As the Moon's shadow leaves the altiplano, the weather becomes increasingly cloudy as the path descends to lower pressures on the Atlantic side of the Andes. The increase is gradual at first, so locations around and east of Potosí are quite promising. One good site, where the Pan American Highway crosses the center line south of Potosí, had more than an 80% frequency of sunny skies in 1991 and 1992 according to Figure 9. However this site could have been sunnier than usual over those two years. La Quiaca in Argentina, the closest climatological station, shows a frequency of clear skies (13.7) much lower than Uyuni in Table 14, though still good for the region.

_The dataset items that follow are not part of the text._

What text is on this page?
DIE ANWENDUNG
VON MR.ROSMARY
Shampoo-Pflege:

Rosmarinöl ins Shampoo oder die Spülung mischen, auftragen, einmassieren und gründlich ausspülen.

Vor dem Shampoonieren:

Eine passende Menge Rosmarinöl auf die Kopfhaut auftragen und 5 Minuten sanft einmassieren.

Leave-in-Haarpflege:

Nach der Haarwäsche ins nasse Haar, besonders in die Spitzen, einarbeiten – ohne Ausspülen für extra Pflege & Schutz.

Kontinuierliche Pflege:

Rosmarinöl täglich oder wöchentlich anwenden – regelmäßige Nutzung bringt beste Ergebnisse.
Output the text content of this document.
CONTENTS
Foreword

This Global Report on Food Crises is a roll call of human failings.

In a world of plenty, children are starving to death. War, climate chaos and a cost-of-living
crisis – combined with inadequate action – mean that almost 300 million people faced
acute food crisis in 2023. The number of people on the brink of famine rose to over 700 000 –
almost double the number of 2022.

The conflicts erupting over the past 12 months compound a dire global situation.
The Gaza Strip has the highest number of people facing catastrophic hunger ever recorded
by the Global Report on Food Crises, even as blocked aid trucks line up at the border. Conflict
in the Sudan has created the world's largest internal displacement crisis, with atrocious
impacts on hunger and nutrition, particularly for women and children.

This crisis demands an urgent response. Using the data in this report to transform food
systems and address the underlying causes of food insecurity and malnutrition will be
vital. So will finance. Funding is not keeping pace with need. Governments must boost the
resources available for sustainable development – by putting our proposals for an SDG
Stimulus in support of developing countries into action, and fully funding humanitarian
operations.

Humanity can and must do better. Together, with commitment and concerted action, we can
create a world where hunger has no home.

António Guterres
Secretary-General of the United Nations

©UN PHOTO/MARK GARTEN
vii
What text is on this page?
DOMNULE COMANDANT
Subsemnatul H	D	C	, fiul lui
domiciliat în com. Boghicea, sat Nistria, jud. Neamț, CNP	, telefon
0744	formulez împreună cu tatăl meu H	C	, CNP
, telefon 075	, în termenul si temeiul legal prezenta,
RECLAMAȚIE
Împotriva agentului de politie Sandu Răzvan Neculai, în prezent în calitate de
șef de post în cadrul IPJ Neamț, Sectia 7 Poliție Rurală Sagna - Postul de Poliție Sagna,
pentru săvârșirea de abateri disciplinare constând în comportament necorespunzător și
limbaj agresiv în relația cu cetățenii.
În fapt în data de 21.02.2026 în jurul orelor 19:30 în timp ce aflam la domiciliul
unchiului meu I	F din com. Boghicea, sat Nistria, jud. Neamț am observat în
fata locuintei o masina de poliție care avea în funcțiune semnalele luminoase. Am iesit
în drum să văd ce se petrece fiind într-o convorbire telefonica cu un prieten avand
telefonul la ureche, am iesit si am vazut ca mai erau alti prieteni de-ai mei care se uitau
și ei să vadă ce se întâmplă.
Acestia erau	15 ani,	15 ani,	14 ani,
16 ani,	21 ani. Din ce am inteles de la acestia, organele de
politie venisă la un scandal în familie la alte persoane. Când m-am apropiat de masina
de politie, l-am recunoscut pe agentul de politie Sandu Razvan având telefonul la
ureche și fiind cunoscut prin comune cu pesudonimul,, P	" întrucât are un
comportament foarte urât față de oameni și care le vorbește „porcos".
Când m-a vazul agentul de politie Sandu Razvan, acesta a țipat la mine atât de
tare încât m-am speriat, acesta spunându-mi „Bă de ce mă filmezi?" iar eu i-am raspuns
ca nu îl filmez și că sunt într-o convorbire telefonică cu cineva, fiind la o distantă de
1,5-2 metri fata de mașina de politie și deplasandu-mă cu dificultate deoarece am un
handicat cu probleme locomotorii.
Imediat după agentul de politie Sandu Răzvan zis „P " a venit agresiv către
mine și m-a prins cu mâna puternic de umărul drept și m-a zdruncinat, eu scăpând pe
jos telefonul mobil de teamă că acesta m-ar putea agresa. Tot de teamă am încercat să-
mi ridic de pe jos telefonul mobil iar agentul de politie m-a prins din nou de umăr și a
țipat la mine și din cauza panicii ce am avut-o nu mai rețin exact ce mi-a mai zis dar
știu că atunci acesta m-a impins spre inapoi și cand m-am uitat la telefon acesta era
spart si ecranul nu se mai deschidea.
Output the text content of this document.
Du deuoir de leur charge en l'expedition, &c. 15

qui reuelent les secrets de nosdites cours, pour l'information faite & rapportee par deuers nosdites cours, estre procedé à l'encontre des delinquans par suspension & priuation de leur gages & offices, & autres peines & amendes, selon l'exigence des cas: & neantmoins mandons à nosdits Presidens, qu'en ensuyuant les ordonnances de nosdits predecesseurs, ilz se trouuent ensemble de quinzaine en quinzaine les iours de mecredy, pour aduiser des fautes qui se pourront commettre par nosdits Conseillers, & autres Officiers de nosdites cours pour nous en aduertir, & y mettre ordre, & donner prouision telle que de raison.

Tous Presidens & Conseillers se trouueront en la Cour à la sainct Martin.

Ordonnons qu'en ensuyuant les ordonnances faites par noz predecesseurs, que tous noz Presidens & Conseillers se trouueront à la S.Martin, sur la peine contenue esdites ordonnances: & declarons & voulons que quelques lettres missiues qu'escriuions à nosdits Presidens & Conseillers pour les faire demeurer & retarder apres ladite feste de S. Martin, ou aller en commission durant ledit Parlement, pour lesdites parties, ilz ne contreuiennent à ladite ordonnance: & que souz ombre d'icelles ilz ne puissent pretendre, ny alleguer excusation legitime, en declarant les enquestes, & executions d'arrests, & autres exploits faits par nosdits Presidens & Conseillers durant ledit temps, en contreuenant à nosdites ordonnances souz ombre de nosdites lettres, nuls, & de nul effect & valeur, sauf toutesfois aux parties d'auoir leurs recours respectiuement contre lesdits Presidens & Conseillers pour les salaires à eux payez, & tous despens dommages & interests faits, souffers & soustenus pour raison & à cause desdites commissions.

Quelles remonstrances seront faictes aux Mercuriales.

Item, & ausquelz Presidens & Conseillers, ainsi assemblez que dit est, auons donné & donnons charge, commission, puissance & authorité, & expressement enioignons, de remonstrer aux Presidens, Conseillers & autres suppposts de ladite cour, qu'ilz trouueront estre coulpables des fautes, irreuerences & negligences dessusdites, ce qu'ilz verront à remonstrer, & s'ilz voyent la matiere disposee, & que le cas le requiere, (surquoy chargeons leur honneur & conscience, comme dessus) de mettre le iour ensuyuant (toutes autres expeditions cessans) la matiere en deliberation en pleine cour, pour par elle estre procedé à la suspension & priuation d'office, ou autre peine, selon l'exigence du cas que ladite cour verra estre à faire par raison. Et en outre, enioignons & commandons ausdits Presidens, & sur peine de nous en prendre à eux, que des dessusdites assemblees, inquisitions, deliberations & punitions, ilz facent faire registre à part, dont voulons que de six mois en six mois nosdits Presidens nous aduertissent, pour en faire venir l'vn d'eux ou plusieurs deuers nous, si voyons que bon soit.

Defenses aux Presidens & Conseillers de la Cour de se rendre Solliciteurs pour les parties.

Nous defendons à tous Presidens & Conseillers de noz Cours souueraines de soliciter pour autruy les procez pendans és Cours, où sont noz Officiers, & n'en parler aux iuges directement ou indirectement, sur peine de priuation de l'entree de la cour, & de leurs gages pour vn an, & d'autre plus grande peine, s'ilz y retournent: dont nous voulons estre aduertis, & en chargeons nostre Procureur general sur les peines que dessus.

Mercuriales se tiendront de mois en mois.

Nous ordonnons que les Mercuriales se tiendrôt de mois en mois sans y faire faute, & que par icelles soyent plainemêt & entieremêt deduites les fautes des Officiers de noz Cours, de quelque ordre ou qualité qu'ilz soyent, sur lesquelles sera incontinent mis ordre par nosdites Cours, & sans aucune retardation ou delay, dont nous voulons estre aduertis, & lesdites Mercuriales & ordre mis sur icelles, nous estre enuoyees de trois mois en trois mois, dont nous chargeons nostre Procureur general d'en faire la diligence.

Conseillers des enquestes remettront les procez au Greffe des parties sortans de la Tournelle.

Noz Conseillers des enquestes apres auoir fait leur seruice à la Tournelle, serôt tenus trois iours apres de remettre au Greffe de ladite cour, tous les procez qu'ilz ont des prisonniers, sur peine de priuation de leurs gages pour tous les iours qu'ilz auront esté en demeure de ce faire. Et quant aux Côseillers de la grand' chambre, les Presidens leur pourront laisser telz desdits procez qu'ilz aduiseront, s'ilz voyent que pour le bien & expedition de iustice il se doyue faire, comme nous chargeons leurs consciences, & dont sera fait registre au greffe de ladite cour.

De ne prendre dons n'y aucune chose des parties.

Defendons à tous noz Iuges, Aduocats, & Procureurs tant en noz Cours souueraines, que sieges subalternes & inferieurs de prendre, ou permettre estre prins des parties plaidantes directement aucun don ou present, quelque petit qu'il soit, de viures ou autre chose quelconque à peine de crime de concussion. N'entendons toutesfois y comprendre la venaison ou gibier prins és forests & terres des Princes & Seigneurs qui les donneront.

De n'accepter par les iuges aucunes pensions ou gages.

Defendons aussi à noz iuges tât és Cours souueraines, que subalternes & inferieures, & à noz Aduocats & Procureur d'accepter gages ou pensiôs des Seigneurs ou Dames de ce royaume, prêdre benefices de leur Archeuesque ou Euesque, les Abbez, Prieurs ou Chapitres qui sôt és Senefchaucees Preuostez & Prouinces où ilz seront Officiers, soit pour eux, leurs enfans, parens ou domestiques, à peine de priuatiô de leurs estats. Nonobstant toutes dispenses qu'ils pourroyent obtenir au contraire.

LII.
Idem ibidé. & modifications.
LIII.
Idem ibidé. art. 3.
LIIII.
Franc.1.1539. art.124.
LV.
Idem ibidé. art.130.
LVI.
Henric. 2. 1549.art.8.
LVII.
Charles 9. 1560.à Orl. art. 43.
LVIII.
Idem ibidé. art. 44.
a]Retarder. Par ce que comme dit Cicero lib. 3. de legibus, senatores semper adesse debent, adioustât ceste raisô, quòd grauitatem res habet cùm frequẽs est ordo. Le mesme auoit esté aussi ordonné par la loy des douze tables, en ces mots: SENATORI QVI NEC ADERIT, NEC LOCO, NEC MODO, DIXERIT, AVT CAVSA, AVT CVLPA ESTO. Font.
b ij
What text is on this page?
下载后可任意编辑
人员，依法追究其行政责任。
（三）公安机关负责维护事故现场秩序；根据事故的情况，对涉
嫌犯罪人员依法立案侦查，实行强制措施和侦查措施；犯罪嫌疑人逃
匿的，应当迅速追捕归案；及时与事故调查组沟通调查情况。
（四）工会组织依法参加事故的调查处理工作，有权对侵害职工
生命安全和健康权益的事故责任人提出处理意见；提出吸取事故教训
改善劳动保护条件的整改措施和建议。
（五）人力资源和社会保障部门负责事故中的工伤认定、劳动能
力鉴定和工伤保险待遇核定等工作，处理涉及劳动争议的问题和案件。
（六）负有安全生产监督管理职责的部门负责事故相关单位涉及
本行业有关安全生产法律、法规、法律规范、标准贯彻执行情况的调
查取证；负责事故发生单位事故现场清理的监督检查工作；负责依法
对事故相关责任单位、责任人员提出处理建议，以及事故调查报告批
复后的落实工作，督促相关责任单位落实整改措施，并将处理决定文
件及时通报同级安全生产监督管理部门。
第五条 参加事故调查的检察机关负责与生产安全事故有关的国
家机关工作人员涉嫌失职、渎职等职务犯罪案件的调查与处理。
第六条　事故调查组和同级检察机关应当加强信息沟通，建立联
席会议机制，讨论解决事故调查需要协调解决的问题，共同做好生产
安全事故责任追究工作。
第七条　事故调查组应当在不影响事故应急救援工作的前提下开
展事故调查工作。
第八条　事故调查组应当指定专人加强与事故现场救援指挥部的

Cloud cover is extremely variable within this region, depending on the exposure of each valley to the east and south winds that bring the moisture. The mountain slopes heat quickly during the morning, drawing in moist air from the lowlands and foothills. These winds are forced to travel uphill, gradually cooling and becoming more humid until cloud begins to form. The clouds grow through the afternoon until deep enough to bring showers and thundershowers.

Cloud-making processes also occur at night. As long as winds are blowing uphill from the east, clouds will form along the Paraguay-Bolivia border. Figure 9 shows this process very well. Longitudes 63 deg W and 64 deg W are the cloudiest of the whole track except along the Peruvian coast. In Table 14, Tarija and Yacuiba have one of the lowest frequencies of sunny skies. The area along the Bolivia-Paraguay border should be avoided for this eclipse.

Before leaving Bolivia and the altiplano, it is worthwhile looking at the temperatures. Though November is the warmest month, the altiplano is a very high plain and the mercury can drop sharply overnight. Mean daytime highs at Charaña reach a pleasant 21 C (72 F) but nighttime lows average -5 C (22 F) and the record low is a frigid -15 C (5 F). Travel with warm clothing. Since the eclipse occurs in the early morning on the altiplano, it is entirely possible that temperatures will be below the freezing point. Make sure your equipment and clothing can handle it.